Dennis felt ‘tensioned’ with all the activity next to him, I noticed it made in pretty insecure and he wasn’t too fast in the first pitches.
I wasn’t faster then him at all. Soreness in my whole body, headache and out of breathe with every move. I was happy the ice wasn’t too hard so I only had to swing once in every move.

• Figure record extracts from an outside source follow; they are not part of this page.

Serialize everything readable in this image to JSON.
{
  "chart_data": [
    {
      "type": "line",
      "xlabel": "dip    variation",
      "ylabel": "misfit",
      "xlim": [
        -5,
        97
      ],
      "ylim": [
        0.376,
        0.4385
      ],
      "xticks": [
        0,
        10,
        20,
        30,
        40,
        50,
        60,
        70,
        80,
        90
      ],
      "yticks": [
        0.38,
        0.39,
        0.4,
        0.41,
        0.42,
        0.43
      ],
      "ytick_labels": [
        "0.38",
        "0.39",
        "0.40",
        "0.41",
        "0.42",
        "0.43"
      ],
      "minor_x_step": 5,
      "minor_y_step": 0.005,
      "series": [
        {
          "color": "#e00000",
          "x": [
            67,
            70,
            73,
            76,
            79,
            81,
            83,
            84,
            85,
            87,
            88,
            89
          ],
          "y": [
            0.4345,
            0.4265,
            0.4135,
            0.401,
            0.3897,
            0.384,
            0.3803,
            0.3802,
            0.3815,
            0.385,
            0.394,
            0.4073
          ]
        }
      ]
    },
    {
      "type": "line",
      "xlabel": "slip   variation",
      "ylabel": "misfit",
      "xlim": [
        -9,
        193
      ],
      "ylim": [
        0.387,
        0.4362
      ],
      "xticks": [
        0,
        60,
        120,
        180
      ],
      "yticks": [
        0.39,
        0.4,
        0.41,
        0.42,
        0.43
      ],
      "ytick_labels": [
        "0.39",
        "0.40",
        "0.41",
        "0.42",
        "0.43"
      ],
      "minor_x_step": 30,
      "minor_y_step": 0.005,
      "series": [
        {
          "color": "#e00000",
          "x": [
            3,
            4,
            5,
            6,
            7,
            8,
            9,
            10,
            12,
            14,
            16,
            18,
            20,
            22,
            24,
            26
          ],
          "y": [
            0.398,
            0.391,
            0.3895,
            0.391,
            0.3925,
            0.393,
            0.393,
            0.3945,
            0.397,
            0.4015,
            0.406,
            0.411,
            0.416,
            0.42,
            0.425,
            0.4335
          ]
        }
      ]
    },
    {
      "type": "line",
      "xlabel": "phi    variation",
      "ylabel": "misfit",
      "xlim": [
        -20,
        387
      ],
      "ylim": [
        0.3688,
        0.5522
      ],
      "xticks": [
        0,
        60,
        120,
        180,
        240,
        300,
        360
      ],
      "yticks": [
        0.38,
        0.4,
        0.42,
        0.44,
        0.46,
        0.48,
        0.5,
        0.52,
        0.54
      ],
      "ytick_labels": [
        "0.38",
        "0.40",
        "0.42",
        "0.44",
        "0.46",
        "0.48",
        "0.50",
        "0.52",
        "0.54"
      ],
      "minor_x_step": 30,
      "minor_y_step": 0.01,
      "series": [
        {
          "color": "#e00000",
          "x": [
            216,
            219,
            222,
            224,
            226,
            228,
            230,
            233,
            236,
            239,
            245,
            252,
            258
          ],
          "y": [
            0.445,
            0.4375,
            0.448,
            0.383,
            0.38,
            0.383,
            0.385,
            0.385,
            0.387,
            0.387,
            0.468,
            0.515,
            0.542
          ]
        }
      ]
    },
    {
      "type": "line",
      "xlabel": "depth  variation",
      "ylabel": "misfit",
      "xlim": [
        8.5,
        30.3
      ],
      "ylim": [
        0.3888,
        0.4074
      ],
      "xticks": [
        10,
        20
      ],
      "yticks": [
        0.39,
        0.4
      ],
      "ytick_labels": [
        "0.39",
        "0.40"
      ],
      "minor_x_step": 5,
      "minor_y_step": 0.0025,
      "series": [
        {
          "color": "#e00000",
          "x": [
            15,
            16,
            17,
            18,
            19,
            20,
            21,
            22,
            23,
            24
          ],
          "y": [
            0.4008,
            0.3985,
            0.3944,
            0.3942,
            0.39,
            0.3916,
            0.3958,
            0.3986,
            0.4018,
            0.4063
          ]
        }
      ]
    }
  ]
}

The higher we climbed the harder it became. Dennis didn’t feel any better when he noticed he should have tightened his frontpoints on his crampons. They were loose as shit and ‘trembled’ with every kick and move.
That was just one of the little details you forget when you haven’t climbed ice yet this season.
He also figured his mixed picks on his axes weren’t made for blobby ticky WI6 pitches. As we first wanted to do the easy Mordor or the mixed route Rodeo, we both had our mixed picks on our axes. The extra teeth make the picks sink in well, but it makes it a pain getting them out again.
My picks were doing better as I already filed off the extra teeth.


The higher we got the more difficult the climbing, but our bodies went souple through the ice. Even with every breathe I had to take :)

When you’re seconding climbing big flowers is fun hooking your way up. But while I was leading the flowers felt really insecure. And those coliflowers won’t give any good spots to put screws in.


Next problem was our rope.
We like to stretch out pitches. Climb the full ropelength up to 50 or 60m.
Our rope is getting old and thin ropes are expensive…
The rope was totally soaked after the first pitch. It made it super hard to pull up and even belaying became impossible with a Reverso on the half frozen soaked rope.

On the single last pitch I belayed in my downjacket. The snow wettening the jacket and soon the puffy became like wet toiletpaper wrapped around my feverish body.
I knew what was going to be next and I so wasn’t looking forward to that…
At the same Time I (Dennis ) was working on my squats. Pulling the rope up that seemed to be pulled down even harder every meter is was ascending.


Every iceclimber knows when you get it: walk up, cool down, then start to climb when you’re cold and then it starts: screaming barfeys. Called after the things you want to do then: cry, scream and you’ll have the feeling of throwing up (or you actually do throw up).
Once you’ve gone through it, it won’ hit you again for a while.
I cried when I reached the belay.
Dennis thought I wanted to return as I wasn’t feeling well, but with just one long pitch left I couldn’t resist: need-to-climb-ice-now.

The last pitch started tricky and topped out in the wet ice. Dennis traversed from our belay to the middle of the ice getting to the more stable part of the slightly overhanging wall.
We rappeled over the old ‘tv-bolts’ through the dozens of frozen Edelweiss flowers and slid down to the car through the thick layer of fresh snow.

A perfect occlusion after a great day in the Mountains.